Lá pela meia noite a brincadeira para. Diante de uma pequena fogueira os tambozeiros afinam seus instrumentos em couro cru. Serve-se em seguida uma “bóia” aos tambozeiros que voltam com força total para executar a brincadeira até o dia amanhecer. Na noitada quando concorre pouca gente, pouca pinga e até mesmo pouco querosene para os poucos lampiões ao terreiro (como outrora sem energia), então a brincadeira termina antes do amanhecer. É daí que vem outro ditério: “... Eu conheço cara de tambor que amanhece”.

Destaque especial na festança é o TAMBOR GRANDE com sua evolução no curso da brincadeira. Ouso dizer que esse é o CANDOGUEIRO, qual um arauto do alegramento em meio à escravaria frustrada e infeliz, de que fala Clara Nunes na música CANDONGUEIRO: Eu vou-me embora pra Minas Gerais agora / Eu vou pela estrada afora tocando meu candongueiro  /  Eu sou de Angola, bisneto de quilombola / Não tive e não tenho escola/ Mas tenho meu candongueiro //////  No cativeiro, quando estava capiongo /meu avô cantava jongo pra poder se segurar  / A escravaria, quando ouvia o candongueiro, vinha logo pro terreiro para saracotear...

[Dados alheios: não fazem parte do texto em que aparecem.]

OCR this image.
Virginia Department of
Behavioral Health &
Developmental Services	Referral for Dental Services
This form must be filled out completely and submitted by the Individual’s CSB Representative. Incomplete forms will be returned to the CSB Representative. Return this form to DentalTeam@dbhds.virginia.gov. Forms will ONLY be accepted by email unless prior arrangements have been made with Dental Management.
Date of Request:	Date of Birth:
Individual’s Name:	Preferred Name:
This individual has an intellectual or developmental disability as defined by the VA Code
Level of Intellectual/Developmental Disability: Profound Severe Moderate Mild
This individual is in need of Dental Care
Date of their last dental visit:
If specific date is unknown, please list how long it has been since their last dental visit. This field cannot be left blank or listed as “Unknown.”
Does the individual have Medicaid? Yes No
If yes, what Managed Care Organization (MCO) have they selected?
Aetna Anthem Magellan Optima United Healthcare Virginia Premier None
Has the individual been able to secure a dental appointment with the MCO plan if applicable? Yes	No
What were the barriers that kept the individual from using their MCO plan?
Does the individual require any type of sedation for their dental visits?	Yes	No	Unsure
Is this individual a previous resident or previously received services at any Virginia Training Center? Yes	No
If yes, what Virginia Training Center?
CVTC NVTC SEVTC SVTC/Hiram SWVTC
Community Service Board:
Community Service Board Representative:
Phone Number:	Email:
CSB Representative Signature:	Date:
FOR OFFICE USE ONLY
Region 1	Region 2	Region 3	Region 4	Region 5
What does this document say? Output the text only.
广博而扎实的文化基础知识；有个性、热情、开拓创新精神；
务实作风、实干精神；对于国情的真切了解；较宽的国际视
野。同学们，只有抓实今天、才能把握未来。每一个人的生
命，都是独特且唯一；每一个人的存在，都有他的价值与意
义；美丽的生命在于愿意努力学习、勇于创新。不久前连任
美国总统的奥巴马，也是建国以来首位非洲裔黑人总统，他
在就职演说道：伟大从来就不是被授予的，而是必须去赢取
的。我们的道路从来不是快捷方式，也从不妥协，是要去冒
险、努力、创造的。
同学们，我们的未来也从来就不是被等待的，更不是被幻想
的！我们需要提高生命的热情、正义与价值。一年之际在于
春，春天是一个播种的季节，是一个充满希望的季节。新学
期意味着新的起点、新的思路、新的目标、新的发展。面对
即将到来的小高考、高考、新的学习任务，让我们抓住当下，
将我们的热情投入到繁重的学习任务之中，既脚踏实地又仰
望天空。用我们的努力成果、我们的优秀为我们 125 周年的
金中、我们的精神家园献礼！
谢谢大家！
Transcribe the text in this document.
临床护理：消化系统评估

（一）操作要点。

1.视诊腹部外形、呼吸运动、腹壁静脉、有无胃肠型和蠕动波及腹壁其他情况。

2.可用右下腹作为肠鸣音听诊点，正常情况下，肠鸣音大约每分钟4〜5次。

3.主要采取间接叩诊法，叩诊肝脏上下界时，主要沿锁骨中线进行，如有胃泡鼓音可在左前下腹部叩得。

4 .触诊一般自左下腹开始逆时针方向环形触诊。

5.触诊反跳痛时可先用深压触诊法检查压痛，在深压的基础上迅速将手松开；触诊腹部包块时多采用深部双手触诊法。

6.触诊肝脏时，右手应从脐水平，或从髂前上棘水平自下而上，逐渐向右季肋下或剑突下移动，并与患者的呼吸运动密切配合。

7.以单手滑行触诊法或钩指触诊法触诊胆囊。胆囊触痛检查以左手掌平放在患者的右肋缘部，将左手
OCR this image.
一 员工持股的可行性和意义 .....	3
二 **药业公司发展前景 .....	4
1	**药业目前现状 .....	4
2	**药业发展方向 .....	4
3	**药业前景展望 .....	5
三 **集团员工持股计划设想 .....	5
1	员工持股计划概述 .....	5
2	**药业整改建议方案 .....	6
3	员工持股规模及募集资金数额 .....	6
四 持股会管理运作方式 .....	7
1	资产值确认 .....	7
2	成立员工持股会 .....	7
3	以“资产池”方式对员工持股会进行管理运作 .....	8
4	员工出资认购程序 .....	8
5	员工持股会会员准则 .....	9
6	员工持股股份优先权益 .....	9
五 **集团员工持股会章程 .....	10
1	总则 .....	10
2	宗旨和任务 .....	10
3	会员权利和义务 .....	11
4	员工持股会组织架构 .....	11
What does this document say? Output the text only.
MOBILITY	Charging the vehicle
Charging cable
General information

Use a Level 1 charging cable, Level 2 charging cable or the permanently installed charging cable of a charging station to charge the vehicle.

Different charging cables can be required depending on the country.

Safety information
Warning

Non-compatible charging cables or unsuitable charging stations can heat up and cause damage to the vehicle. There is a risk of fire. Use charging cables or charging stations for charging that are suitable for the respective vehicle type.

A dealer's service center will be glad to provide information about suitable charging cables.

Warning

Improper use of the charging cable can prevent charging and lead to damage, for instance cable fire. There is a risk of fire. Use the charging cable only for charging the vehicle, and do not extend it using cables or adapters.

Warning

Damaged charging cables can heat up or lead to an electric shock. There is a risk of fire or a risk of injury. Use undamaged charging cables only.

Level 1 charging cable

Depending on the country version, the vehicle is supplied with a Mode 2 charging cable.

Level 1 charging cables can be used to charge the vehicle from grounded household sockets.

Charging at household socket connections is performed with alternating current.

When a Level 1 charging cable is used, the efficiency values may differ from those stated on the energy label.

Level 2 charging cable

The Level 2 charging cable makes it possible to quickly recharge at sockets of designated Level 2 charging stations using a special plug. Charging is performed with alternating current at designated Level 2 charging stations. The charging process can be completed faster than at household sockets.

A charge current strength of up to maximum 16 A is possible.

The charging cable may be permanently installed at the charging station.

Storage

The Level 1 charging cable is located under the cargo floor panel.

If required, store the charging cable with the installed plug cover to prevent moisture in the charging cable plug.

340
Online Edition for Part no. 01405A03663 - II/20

De sua vez, o notável e pranteado Nonato e Seu Conjunto, nos anos/60, na capital, através de Oberdan, seu componente, deu vez e voz ao TAMBOR DE CRIOULA com a canção do mesmo nome, outras vezes regravada: Quem ainda não viu / Tambor de crioula do maranhão? / Afinado a fogo tocado a murro / Dançado a coice e chão? /... .../// Aê ê tambor da ilha rufou /  Aê ê a cachaça já baixou / Aê ê tinidô, repipocou / Aê ê a pungada derribou

E, “repinicando” no ditério, ouçamos a lição dos mais velhos: “Quando tambor pequeno fala é porque tambor grande já falou”.